As we now have two SSL sites configured, we have to edit the default-ssl site and add a ServerName there:

nano /etc/apache2/sites-available/default-ssl.conf
<VirtualHost _default_:443>
   ServerName mydomain.tld
   ...
service apache2 reload

Now we log into the browser at https://mydomain.tld/nextcloud/index.php/settings/apps?category=office# and activate the “Collabora Online” app.

At https://mydomain.tld/nextcloud/index.php/settings/admin/richdocuments we enter “https://collaboradomain.tld:443”. Nextcloud is now configured to access our collabora container.

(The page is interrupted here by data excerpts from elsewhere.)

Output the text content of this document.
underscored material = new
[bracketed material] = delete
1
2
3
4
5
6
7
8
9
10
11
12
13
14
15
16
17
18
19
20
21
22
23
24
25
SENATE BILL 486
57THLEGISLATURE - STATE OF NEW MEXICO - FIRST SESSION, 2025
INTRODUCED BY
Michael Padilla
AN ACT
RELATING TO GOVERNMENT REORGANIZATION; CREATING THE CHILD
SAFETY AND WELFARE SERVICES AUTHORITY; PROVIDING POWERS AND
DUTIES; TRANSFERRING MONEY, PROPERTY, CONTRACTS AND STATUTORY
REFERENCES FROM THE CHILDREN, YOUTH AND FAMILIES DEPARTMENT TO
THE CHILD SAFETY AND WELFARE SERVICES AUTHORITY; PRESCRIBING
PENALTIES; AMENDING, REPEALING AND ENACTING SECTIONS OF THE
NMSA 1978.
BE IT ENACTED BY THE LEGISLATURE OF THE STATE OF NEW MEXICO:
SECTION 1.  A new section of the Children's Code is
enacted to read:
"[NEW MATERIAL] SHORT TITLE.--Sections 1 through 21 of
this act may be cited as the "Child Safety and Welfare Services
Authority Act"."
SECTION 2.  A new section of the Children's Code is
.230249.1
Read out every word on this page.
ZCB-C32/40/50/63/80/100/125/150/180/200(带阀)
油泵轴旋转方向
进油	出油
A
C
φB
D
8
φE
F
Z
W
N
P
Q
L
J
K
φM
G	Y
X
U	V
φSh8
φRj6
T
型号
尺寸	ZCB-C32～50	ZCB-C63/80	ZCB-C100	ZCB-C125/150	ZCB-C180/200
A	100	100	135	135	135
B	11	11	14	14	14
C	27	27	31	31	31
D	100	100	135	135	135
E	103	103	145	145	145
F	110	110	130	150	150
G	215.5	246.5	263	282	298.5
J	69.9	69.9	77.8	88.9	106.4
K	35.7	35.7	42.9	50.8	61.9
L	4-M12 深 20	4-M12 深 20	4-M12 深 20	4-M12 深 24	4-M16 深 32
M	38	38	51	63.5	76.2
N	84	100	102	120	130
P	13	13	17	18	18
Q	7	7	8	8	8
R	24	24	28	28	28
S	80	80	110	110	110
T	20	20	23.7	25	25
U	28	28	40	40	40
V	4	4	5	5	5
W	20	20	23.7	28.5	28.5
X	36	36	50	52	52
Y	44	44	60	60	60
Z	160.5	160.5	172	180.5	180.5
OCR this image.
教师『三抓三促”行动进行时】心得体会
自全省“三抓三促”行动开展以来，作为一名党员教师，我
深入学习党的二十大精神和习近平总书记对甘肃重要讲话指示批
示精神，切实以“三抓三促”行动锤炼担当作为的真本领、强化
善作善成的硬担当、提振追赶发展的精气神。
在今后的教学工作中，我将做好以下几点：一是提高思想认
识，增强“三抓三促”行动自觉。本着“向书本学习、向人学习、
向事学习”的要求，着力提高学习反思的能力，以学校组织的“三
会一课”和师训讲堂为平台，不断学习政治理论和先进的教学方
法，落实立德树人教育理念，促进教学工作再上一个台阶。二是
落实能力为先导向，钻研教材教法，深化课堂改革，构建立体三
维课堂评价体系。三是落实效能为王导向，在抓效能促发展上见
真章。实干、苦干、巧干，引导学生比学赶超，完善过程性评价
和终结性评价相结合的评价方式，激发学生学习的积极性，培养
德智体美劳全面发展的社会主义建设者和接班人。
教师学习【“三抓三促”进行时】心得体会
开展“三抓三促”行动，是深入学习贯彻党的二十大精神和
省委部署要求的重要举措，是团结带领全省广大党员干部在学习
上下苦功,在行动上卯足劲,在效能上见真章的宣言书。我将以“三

The last step is to test our installation. Go to files view in Nextcloud an create a new “Document” file with the “+” button at the top. A click on the newly created file will open it in Collabora Office for editing.

One Response to “Install Nextcloud and Collabora in LXD containers”

  1. Jonathan says:

    Hi, thanks for the great guide. I’ve got a server with several nextcloud instances in lxd containers. I’m wanting to set up collabora, and have followed your guide. However I keep getting GuzzleHttp\Exception\ConnectException: cURL error 7: Failed to connect to demo-docs.ootbds.com port 443: Connection refused whenever I try to open a document.

    There are a few differences with my setup. Firstly my instances are behind haproxy, which handles ssl termination. So nextcloud is technically running http, not ssl, but collabora doesn’t work regardless of whether I set it to use ssl or not.

    Secondly, when I browse to the external url of the collabora instance, it’s supposed to go via the nextcloud’s instance’s apache, however I just get the “untrusted domain” page, indicating that it’s not even going to the collabora instance.

    Do you have any suggestions for someone running in lxd containers using haproxy with ssl termination?